Koordinator Komunitas Tionghoa Anti Korupsi (KomTak), Lieus Sungkharisma bahkan menengarai pemasangan karangan bunga itu bukan suatu tindakan yang spontan, tapi digerakkan atas perintah. “Itu jelas mobilisasi dukungan yang bodoh dan sangat kehilangan akal sehat,” ujar Lieus.
Ditambahkan Lieus, selain karangan-karangan bunga itu tak jelas alamat pengirimnya, juga merupakan wujud penghambur-hamburan uang secara mubazir.
“Mending uang untuk buat karangan bunga itu disumbangkan ke anak yatim atau panti asuhan. Lebih manfaat,” ujarnya.
Seharusnya, tambah Lieus, kalau pihak kejaksaan merasa apa yang dinyatakan Alvin Lim dalam video yang diunggahnya di youtube itu tak berdasar dan cenderung fitnah, ya gunakan hak jawab atau tuntut dia untuk membuktikan dengan data dan fakta.

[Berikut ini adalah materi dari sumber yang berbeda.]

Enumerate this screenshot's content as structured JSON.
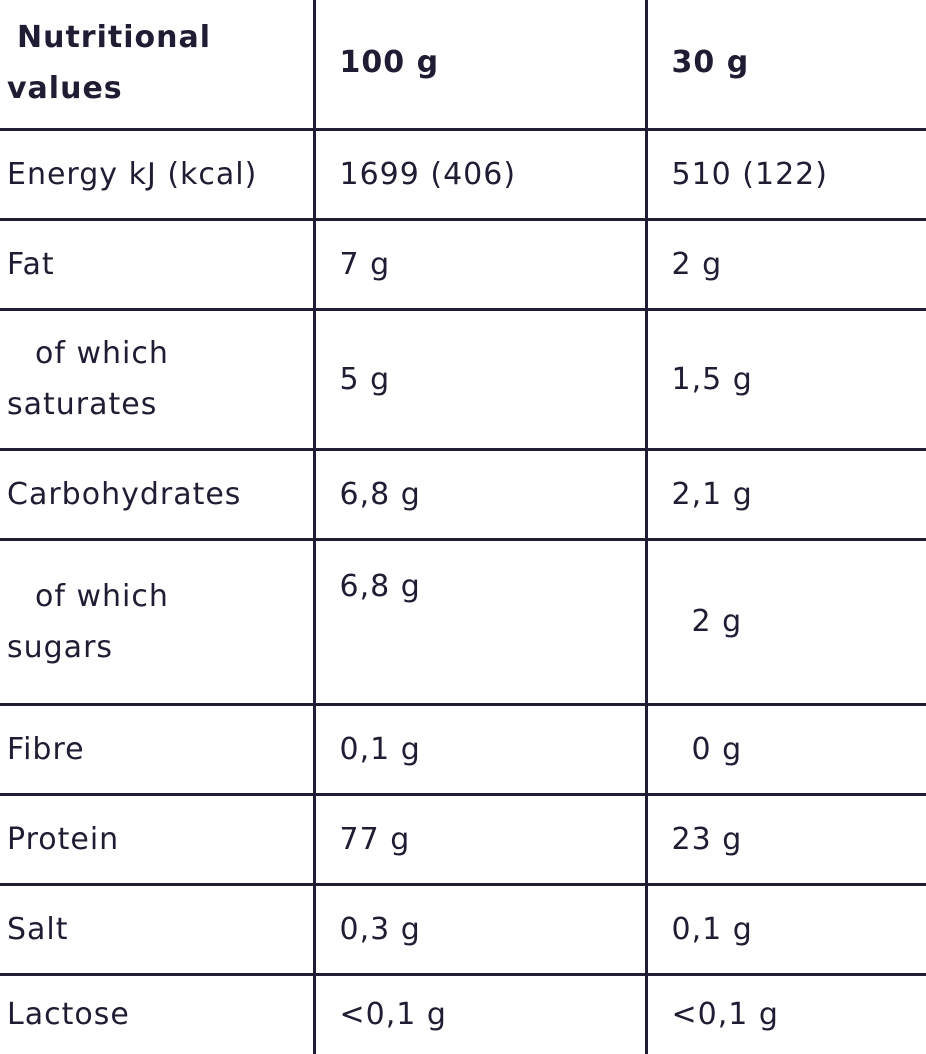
{
  "header": {
    "col1_line1": "Nutritional",
    "col1_line2": "values",
    "col2": "100 g",
    "col3": "30 g"
  },
  "rows": [
    {
      "label": "Energy kJ (kcal)",
      "per100": "1699 (406)",
      "per30": "510 (122)"
    },
    {
      "label": "Fat",
      "per100": "7 g",
      "per30": "2 g"
    },
    {
      "label_line1": "of which",
      "label_line2": "saturates",
      "per100": "5 g",
      "per30": "1,5 g"
    },
    {
      "label": "Carbohydrates",
      "per100": "6,8 g",
      "per30": "2,1 g"
    },
    {
      "label_line1": "of which",
      "label_line2": "sugars",
      "per100": "6,8 g",
      "per30": "2 g"
    },
    {
      "label": "Fibre",
      "per100": "0,1 g",
      "per30": "0 g"
    },
    {
      "label": "Protein",
      "per100": "77 g",
      "per30": "23 g"
    },
    {
      "label": "Salt",
      "per100": "0,3 g",
      "per30": "0,1 g"
    },
    {
      "label": "Lactose",
      "per100": "<0,1 g",
      "per30": "<0,1 g"
    }
  ]
}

“Jika dia tidak bisa membuktikan, seret dia ke pengadilan dan jatuhi tuntutan hukum seberat-seratnya,” ujar Lieus.
Jadi, ujar Lieus lagi, bukan malah seperti sekarang ini. “Para jaksa itu merasa tersinggung, merasa direndahkan martabatnya lalu memobilisasi dukungan dengan cara-cara yang sama sekali tidak sehat bagi demokrasi dan penegakan hukum,” katanya.

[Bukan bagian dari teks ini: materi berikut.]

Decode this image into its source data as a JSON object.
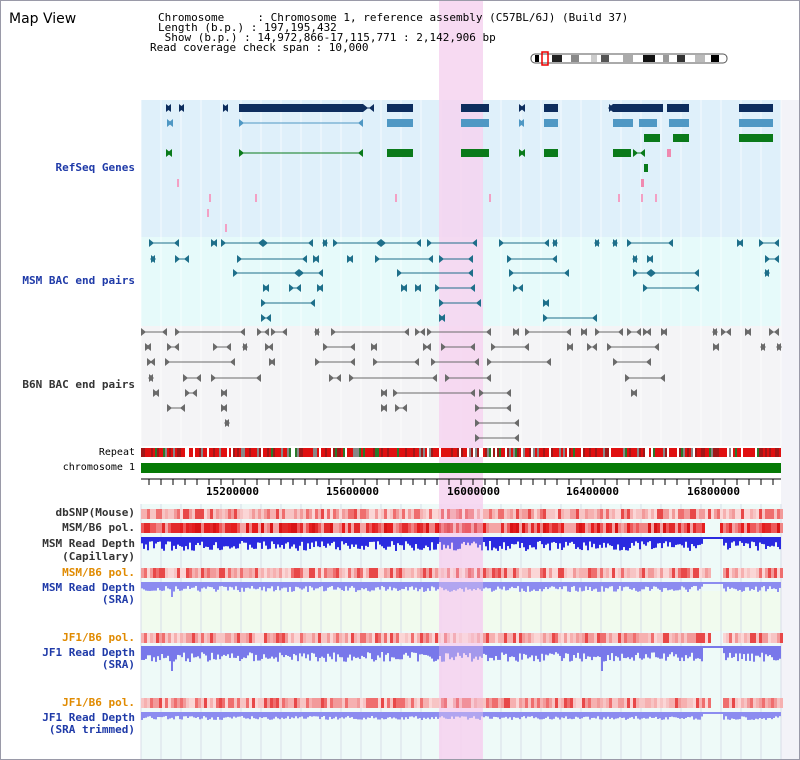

Menurut Lieus sederhana saja masalahnya. “Jika kejaksaan tidak merasa sebagai sarang mafia yang tuntut Alvin untuk membuktikan ucapannya itu. Tapi kalau ternyata Alvin bisa membuktikan apa yang diucapkannya, tentu harus ada konsekuensi yang harus ditanggung kejaksaan. Misalnya Jaksa Agung dan para pejabat kejaksaan harus mundur atau sejumlah jaksa yang nakal harus dipenjarakan,” kata Lieus.
Lieus melanjutkan, cara-cara memobilisasi dukungan sebagaimana yang dilakukan aparat kejaksaan dalam kasus Alvin Lim ini sesungguhnya bukan soal baru. Tahun 2017 juga pernah terjadi ketika Ahok dan Djarot menjabat gubernur dan wakil gubernur DKI Jakarta. “Sampai- sampai jalan raya di depan balaikota Jakarta ketika itu nampak kotor karena dipenuhi ribuan karangan bunga yang tak jelas identitas pembuatnya,” ujar Lieus.
Pada kenyataannya, tambah Lieus lagi, kecuali hanya “menyampah”, karangan-karangan bunga berisi dukungan seperti itu tak memberi efek kencerdasan apapun untuk masyarakat.
“Masyarakat kita tetap saja tak menjadi cerdas dan tetap tak tercerahkan secara hukum dan politik,” tegas Lieus.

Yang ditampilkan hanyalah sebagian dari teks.